Nuclear Family

Vít Hořejš’sThe Very Sad Story of Ethel and Julius, Lovers and Spyes, and About Their Untymelie End While Sitting in a Small Room at the Correctional Facility in Ossining New York tries to be many things: a history play, a musical, a tragedy, and even a modified puppet show, but it winds up becoming a mishmash. Ethel and Julius Rosenberg were married American communists convicted of conspiracy to commit espionage against the United States. They were sentenced to death and executed in the electric chair in 1953, leaving their two young sons orphaned. The story surrounding their actions is filled with intrigue, innuendo, betrayal and misguided idealism. It’s a shame that this production shares so little of those elements with us.

Above the stage hang blackboards filled with mysterious mathematical formulae and intricate drawings. Yet, we never hear about the secrets that Julius (Brian P. Glover) proffered to the Soviets. And we hear little from Julius himself, other than a well-worn bit of Marxist propaganda. Julius is curiously bereft of personality for a character so immediately central to the story. And Ethel’s portrayal is bound up for too long with that of her lower East Side mother, who admonishes that she forgo her dreams of singing on Broadway, get married and have children. This could be the yarn of any number of young women from post-Depression immigrant families in New York City.

The play also spends far too much time on events that have only general application to the Rosenbergs: the entire first half of the 20th century, the Great Depression, and World War II—events that were “formative” for the Rosenbergs, as the production’s press release asserts. It’s fairly safe, though, to conclude that such major events and eras were “formative” for anyone who happened to be alive at the same time as the Rosenbergs.

What this play needs to address is: What did the Rosenbergs do? Why were they arrested? What did they know? And why did they do what, in light of recent evidence, we know for a fact that Julius, at least, did: pass atomic secrets, however arguably useless, to the Soviets? Without intimate involvement in the espionage story of the Rosenbergs themselves, whether factual or whimsical, this generic play cannot live up to its ambitious title. In fact, we learn more about the history of the electric chair than we do of the actions that made the Rosenbergs the first civilians executed in the United States for espionage. The Rosenbergs here come across as ineffectual and almost senseless individuals who are simply acted upon.

It's an intriguing idea--the Rosenbergs as figurative puppets--but it's somewhat disingenuous, too. The play too conveniently skips over some parts of the "sad story." Julius was not a dumb man; with a degree in electrical engineering and radar experience in the Army Signal Corps, Julius had access to something the Soviet KGB clearly wanted. And, he supplied them with it. While the ultimate fate of the Rosenbergs was decided by skilled and cunning prosecutors who pulled the strings and unsuccessfully used the less implicated Ethel as a "lever" against Julius, surely free will played a major role in bringing the couple to that fate.
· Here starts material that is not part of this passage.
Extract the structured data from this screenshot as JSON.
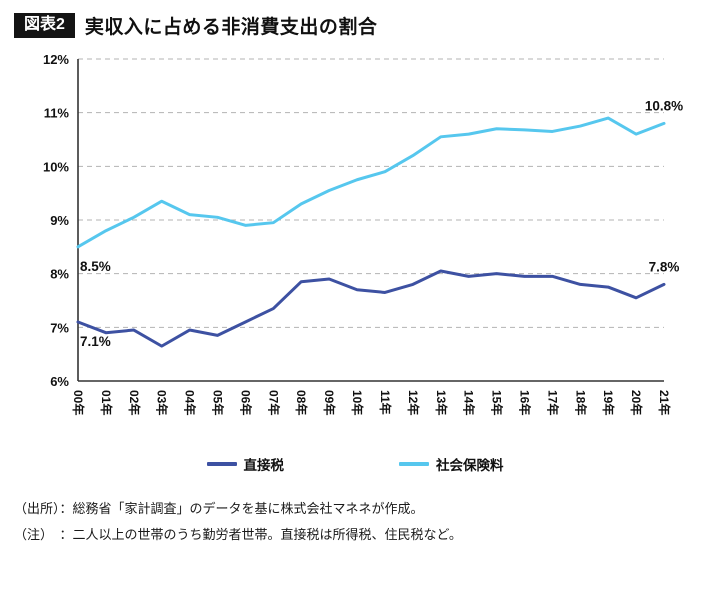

The production boasts of using “found objects” as symbolic proxies for characters and settings in the play: “So a bed frame doubles as a lectern and a pulpit; office chairs double as electric chairs,” states the press release. Similar things are done by a lot of companies on limited budgets. Yet, using teddy bears, for example, in place of the couple’s children proves to be a misguided idea that greatly detracts from the intensity of the tale. And, though the play was conceived by the Czechoslovak-American Marionette Theater, the only literal marionettes featured are miniature ones of the Rosenbergs that never move and a giant teddy bear that gets electrocuted by Thomas Edison. Don’t ask.

Another problem with this play, peppered generously with sometimes clever musical numbers, is that no one in the cast sings well. Deborah Beshaw as Ethel’s mother, Michelle Beshaw as the unscrupulous prosecutor Roy Cohn, and Theresa Linnihan as Ethel are all particularly egregious examples, but there's hardly a decent voice in the entire ensemble—not a good thing for a musical play. Several members of the cast might have also profited from the assistance of a dialect coach.

Complicating things further is that most members of the ensemble play multiple and sometimes unnecessary characters in such a way that it is difficult to keep their identities straight. Some theater companies (the Elevator Repair Service immediately comes to mind) are skilled enough to control and capitalize on such confusion to the benefit of the production, but this group cannot.

One bright spot in the production is Michelle Beshaw’s costuming; it effectively conveys a sense of New York’s lower East Side at the turn of last century. And it is remarkable just how much Ms. Linnihan and Mr. Glover resemble, from extant photos, their historical counterparts.

Yet, The Very Sad Story of Ethel and Julius never gets us below the surface of these potentially fascinating characters. In the end, we’re left looking at the walls, trying to figure out just what of this confused concoction actually stuck.